Introduction
The Computer Forensics Tool Testing (CFTT) program is a joint project of the
Department of Homeland Security’s (DHS) Science and Technology Directorate (S&T),
the National Institute of Justice, and the National Institute of Standards and Technology’s
(NIST) Special Programs Office and Information Technology Laboratory. CFTT is
supported by other organizations, including the Federal Bureau of Investigation, the U.S.

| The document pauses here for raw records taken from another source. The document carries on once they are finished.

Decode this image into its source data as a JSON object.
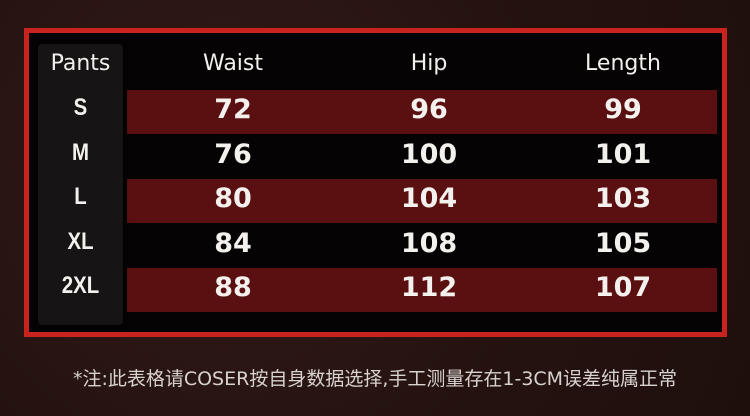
{
  "table": {
    "columns": [
      "Pants",
      "Waist",
      "Hip",
      "Length"
    ],
    "rows": [
      {
        "size": "S",
        "waist": "72",
        "hip": "96",
        "length": "99"
      },
      {
        "size": "M",
        "waist": "76",
        "hip": "100",
        "length": "101"
      },
      {
        "size": "L",
        "waist": "80",
        "hip": "104",
        "length": "103"
      },
      {
        "size": "XL",
        "waist": "84",
        "hip": "108",
        "length": "105"
      },
      {
        "size": "2XL",
        "waist": "88",
        "hip": "112",
        "length": "107"
      }
    ]
  },
  "footnote": "*注:此表格请COSER按自身数据选择,手工测量存在1-3CM误差纯属正常",
  "colors": {
    "border": "#c8231f",
    "stripe": "#5a1011",
    "background": "#050303"
  }
}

Department of Defense’s Cyber Crime Center, U.S. Internal Revenue Service’s Criminal
Investigation Division Electronic Crimes Program, and DHS’ Bureau of Immigration and
Customs Enforcement, U.S. Customs and Border Protection and U.S. Secret Service. The
objective of the CFTT program is to provide measurable assurance to practitioners,
researchers, and other applicable users that the tools used in computer forensics
investigations provide accurate results. Accomplishing this objective requires the
development of specifications and test methods for computer forensics tools and
subsequent testing of specific tools against those specifications.

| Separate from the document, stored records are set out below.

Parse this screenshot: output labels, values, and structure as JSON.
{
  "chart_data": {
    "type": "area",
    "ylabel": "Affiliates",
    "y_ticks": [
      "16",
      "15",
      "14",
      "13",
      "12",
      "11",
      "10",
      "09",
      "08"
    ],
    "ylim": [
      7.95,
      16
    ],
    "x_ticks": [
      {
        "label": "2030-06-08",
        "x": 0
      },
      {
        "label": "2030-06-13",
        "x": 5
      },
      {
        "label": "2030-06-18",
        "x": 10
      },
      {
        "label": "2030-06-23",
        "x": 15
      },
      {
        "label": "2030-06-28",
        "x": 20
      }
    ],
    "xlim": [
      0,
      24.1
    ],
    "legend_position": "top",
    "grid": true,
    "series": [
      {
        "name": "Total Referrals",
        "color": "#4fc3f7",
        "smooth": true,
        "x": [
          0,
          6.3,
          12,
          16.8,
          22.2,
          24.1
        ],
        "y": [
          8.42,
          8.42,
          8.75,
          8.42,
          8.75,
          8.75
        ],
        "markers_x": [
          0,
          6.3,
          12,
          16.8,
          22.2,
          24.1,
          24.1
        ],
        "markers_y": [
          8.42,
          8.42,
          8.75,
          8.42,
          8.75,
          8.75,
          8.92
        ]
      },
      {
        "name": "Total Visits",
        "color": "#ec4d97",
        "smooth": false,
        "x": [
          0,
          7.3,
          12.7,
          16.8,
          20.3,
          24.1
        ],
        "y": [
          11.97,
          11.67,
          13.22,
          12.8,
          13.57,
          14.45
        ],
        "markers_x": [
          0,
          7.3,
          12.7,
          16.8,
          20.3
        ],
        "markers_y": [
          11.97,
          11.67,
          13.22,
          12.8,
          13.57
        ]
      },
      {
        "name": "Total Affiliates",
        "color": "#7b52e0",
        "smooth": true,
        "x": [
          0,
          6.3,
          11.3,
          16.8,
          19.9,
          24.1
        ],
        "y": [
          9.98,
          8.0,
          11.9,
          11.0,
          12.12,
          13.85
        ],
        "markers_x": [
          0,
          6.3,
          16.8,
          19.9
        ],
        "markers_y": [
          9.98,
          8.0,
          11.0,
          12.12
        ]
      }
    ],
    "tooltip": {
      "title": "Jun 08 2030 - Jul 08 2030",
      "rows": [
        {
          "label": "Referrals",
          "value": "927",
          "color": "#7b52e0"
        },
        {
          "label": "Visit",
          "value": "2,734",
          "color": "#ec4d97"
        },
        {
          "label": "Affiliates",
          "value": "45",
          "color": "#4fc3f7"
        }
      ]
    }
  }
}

Test results provide the information necessary for developers to improve tools, users to
make informed choices, and the legal community and others to understand the tools’
capabilities. The CFTT approach to testing computer forensics tools is based on well-
recognized methodologies for conformance and quality testing. Interested parties in the
computer forensics community can review and comment on the specifications and test
methods posted on the CFTT Web site (https://www.cftt.nist.gov/).
This document reports the results from testing NUIX Workstation v9.10.5.374 for SQLite
data recovery, including displaying recovered SQLite database information; identifying,
categorizing and reporting Write-Ahead Log (WAL); Rollback Journal data; and
sequence WAL journal data.
Test results from other tools can be found on the S&T-sponsored digital forensics web
page at http://www.dhs.gov/science-and-technology/nist-cftt-reports.
How to Read This Report
This report is divided into four sections. Section 1 identifies and provides a summary of
any significant anomalies observed in the test runs. This section is sufficient for most
readers to assess the suitability of the tool for the intended use. Section 2 identifies the
mobile devices used for testing. Section 3 lists the testing environment and the internal
memory data objects used to populate the mobile devices. Section 4 provides an overview
of the test case results reported by the tool.